There are various technologies related to big data in the market such as Hadoop, Apache Spark, Apache Flink, etc, and maintaining those is a big challenge for both developers and businesses. Which tool is the best for batch and streaming data? Are the performance and speed of one particular tool enough in our use case? How should you integrate different data sources? If these questions often appear in your business, you may want to consider Apache Beam.
[Apache Beam] is an open-source, unified model for constructing both batch and streaming data processing pipelines. Beam supports multiple language-specific SDKs for writing pipelines against the Beam Model such as Java, Python, and Go and Runners for executing them on distributed processing backends, including Apache Flink, Apache Spark, [Google Cloud Dataflow] and Hazelcast Jet.
We will be running this pipeline using Google Cloud Platform products so you need to avail your free offer of using these products up to their specified free usage limit, New users will also get $300 to spend on Google Cloud Platform products during your [free trial]
Here we are going to use [Python SDK]py/) and Cloud Dataflow to run the pipeline.
I have clipped some commonly used higher-level transforms (Ptransforms) below, we are going to use some of them in our pipeline.
ParDo is a primary beam transform for generic parallel processing which is not in the above image. The ParDo processing paradigm is similar to the “Map” phase of a Map/Shuffle/Reduce-style algorithm: a ParDo transform considers each element in the input PCollection, performs some processing on that element, and emits zero, or multiple elements to an output PCollection.
**Pipe _‘|’ _**is the operator to apply transforms, and each transform can be optionally supplied with a unique label. Transforms can be chained, and we can compose arbitrary shapes of transforms, and at runtime, they’ll be represented as DAG.

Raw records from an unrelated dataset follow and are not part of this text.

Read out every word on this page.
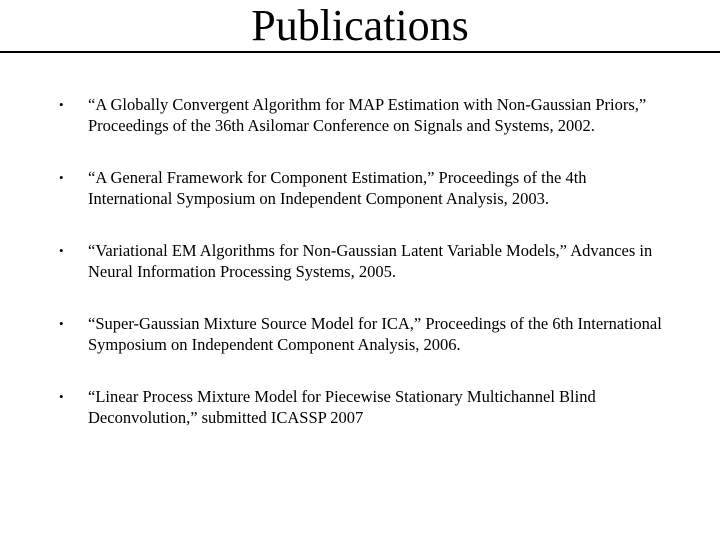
Publications
• “A Globally Convergent Algorithm for MAP Estimation with Non-Gaussian Priors,” Proceedings of the 36th Asilomar Conference on Signals and Systems, 2002.
• “A General Framework for Component Estimation,” Proceedings of the 4th International Symposium on Independent Component Analysis, 2003.
• “Variational EM Algorithms for Non-Gaussian Latent Variable Models,” Advances in Neural Information Processing Systems, 2005.
• “Super-Gaussian Mixture Source Model for ICA,” Proceedings of the 6th International Symposium on Independent Component Analysis, 2006.
• “Linear Process Mixture Model for Piecewise Stationary Multichannel Blind Deconvolution,” submitted ICASSP 2007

The above concepts are core to create the apache beam pipeline, so let’s move further to create our first batch pipeline which will clean the dataset and write it to BigQuery.
Here we are going to use Craft Beers Dataset from Kaggle.
Description of the beer dataset
abv: The alcoholic content by volume with 0 being no alcohol and 1 being pure alcohol
ibu: International bittering units, which specify how bitter a drink is
name: The name of the beer
style: Beer style (lager, ale, IPA, etc.)
brewery_id: Unique identifier for a brewery that produces this beer
ounces: Size of beer in ounces
We will upload this dataset to google cloud bucket.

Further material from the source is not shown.